Российский музыкант  |  Трибуна молодого журналиста

Еще раз о главном

№ 2 (145), февраль 2015

Фото Олега Черноуса

О партитурах, которые называют шедеврами, сказано много. Но потому это и шедевры, что к ним хочется обращаться снова и снова. Как критикам, так и режиссерам. Яркий пример – опера Чайковского «Евгений Онегин» в театре им. Станиславского и Немировича-Данченко.

Опера Чайковского всегда была частью этого театра. Долгое время она жила в постановке самого Станиславского и считалась едва ли не его «визитной карточкой». Однако в 2007 году на смену академическому варианту пришел новый, режиссером которого выступил Александр Титель. Новый, если не сказать больше.
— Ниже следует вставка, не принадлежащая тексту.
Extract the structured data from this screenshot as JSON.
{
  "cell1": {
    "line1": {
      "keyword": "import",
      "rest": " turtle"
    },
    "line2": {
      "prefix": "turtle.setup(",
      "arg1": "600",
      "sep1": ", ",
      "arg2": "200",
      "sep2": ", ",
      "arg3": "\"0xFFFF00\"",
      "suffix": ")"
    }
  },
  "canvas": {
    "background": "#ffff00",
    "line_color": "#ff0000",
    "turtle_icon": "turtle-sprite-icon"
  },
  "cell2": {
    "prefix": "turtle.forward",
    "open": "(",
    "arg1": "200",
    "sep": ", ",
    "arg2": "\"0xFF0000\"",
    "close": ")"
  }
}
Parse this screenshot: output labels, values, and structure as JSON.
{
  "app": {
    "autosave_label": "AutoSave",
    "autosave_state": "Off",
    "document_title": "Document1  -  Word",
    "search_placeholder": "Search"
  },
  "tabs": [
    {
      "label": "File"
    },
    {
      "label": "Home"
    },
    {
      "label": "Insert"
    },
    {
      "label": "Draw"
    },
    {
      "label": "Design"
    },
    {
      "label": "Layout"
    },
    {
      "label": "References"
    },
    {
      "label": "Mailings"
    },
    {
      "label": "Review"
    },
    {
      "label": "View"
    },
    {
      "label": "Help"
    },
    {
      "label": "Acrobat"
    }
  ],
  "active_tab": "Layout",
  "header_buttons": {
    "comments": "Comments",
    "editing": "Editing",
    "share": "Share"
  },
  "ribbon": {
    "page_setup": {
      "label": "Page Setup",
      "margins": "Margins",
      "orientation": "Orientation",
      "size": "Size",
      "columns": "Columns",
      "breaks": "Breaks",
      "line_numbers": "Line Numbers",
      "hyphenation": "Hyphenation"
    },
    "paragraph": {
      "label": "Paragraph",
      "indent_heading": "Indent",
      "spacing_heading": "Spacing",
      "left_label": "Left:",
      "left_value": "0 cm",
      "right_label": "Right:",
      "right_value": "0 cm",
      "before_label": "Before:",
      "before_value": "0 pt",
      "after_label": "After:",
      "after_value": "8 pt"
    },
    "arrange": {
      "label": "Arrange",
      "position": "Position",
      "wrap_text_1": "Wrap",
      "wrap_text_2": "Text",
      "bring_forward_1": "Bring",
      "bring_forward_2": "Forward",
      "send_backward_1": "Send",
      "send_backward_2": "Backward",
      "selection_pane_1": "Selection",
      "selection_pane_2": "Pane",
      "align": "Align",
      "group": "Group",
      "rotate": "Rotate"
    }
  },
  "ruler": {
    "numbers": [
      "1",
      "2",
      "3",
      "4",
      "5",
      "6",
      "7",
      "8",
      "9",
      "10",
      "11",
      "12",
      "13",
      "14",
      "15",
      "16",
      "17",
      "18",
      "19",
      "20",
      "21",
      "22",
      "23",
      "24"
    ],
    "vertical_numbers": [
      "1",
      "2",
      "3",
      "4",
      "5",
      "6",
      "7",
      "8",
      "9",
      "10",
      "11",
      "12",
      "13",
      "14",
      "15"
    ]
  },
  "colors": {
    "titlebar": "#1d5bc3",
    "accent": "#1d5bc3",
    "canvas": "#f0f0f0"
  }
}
«Евгений Онегин» Тителя наделал много шума и продолжает вызывать противоречивые отзывы публики и прессы. Одни бросают в его адрес определения «недоделка», другие считают его «неброским, трогательным, красивым и живым».

Проблему переосмысления классики в последние годы по-своему решали многие режиссеры, что, в свою очередь, активно обсуждалось музыкальной общественностью. Страх перед академизмом толкал постановщиков на отчаянные поступки: любители оперы сразу вспомнят осовремененного «Евгения Онегина» Дмитрия Чернякова, в котором режиссером радикально переосмыслена ключевая сцена дуэли Ленского и Онегина, его же скандального «Руслана» в Большом. Да и «обнаженная» классика «Травиаты» того же Тителя не отстает. Однако, так сложно определить, где грань между «безобразием» и новым взглядом.

В случае с «Онегиным» к счастью, режиссер не стал переносить действие поближе к современности, однако решил «обновить» спектакль более радикально. Конечно, радостно осознавать, что художники, которые берутся за постановку классики, ищут новые пути с завидной смелостью и решимостью. Но при таком подходе есть опасность подмены, ведь нельзя отрицать, что шедевр должен оставаться шедевром.

Фото Олега Черноуса

Что сохранится от Чайковского, если смотреть на его «Онегина» глазами умудренного опытом скептика, который свел историю любви Татьяны к банальной юношеской влюбленности, такой же, как миллионы других – до и после нее? А здесь одно из центральных мест занимает нравоучительный монолог Онегина перед Татьяной на фоне сушащихся простыней и оголенной спины статуи!

В этом же духе построена циничная и в какой-то мере провокационная сцена убийства Ленского, которая вызвала пожалуй самую сильную волну негодования общественности. Когда тело юного поэта в прямом смысле сметают со сцены дворники, удивительно, как музыка расходится с тем, что мы видим. Тогда-то мы окончательно понимаем, что это все «не всерьез», это целенаправленная провокация в современном духе. Возможно, сегодня так и было бы с начинающим поэтом, но мы снова должны вспомнить, на какого «Онегина» мы пришли: Тителя или Чaйковского.

Не вызывают единодушного осуждения только декорации «Евгения Онегина». Они выполнены по макету Давида Боровского – одного из самых видных сценографов прошлого века. Лаконичные декорации устроили большинство консерваторов, так как подчеркнули преемственность со старым «Онегиным». Здесь также есть место роскошным колоннам. Но в ожидании дуэли Онегина и Ленского колонны из белых превращаются в черные, а с убийством поэта накреняются и теряют устойчивость. Как мы видим, сделать новое, не искажая старое, вполне возможно.

И, наконец, исполнительский состав смотрит в будущее так же, как и режиссер. Практически все партии отданы представителям молодого поколения театра: Наталье Петрожицкой (Татьяна), Веронике Вяткиной (Ольга), Дмитрию Зуеву (Онегин), Сергею Балашову (Ленский). Артисты также не боятся экспериментировать: композиции из поз героинь в квартете «Слыхали ль вы», спринтерский бег Татьяны в ночь написания письма… Но, как ни грустно, несмотря на то, что спектакль идет уже восьмой год, ни в вокальном, ни в драматическом отношении, к сожалению, не чувствуется зрелости и убедительности.